Daniel Thornton, program director at the UK’s Institute for Government, calls on the civil service to ‘be more willing to learn from failure’ in a recent article in Civil Service News. While acknowledging the challenges Agile management holds for some agency projects (a half-built railway doesn’t make a useful prototype), Thornton insists that as technology becomes increasingly agile, entire projects must be managed that way in order to ensure success.

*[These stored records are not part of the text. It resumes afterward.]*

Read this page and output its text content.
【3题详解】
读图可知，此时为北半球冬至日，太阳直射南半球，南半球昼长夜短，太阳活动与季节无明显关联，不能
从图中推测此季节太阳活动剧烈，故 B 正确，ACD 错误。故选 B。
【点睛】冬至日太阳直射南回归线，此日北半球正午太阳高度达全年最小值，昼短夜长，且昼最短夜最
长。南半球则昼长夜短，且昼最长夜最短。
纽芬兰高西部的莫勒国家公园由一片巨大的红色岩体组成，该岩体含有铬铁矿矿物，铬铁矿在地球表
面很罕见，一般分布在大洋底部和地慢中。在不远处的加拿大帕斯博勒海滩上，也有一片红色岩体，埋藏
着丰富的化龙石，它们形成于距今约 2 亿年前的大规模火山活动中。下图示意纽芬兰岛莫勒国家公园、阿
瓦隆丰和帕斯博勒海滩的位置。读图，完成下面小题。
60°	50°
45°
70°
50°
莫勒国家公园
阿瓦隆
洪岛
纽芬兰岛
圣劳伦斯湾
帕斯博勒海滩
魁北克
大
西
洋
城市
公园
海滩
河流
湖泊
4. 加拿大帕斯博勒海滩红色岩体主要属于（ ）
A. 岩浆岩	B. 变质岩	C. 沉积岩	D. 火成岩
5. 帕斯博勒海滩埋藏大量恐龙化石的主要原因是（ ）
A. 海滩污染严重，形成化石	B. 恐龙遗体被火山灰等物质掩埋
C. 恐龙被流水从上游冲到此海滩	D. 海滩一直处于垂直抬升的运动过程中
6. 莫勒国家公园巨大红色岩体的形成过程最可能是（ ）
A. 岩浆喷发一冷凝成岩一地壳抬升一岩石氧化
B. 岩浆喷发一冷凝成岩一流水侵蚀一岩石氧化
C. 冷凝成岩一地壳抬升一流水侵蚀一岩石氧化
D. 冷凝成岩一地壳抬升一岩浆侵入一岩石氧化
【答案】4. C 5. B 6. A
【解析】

Thornton applauds the Government Digital Service and the Department for Work and Pensions for their pioneering of Agile and their customer satisfaction rates of around 90%. He encourages the civil service to thoughtfully implement as many Agile principles as possible to experience the same success.
From the article:
Ministers should make a positive but realistic commitment to an agile approach. This will mean taking a fresh look at Whitehall’s project guidance, being transparent about progress on implementation so failure is learnt from rather than buried, and providing the resources and space for experimentation. It will also mean being selective about imposing central controls, instead encouraging departments to build management information systems that allow even large projects and processes to be adapted.
Agility is not a panacea. Any project needs resources and people with experience, authority, and commitment to see it through. Agility does not guarantee these things, but it does help managers to focus on producing things of value to their customers – and when money is short, that’s more important than ever.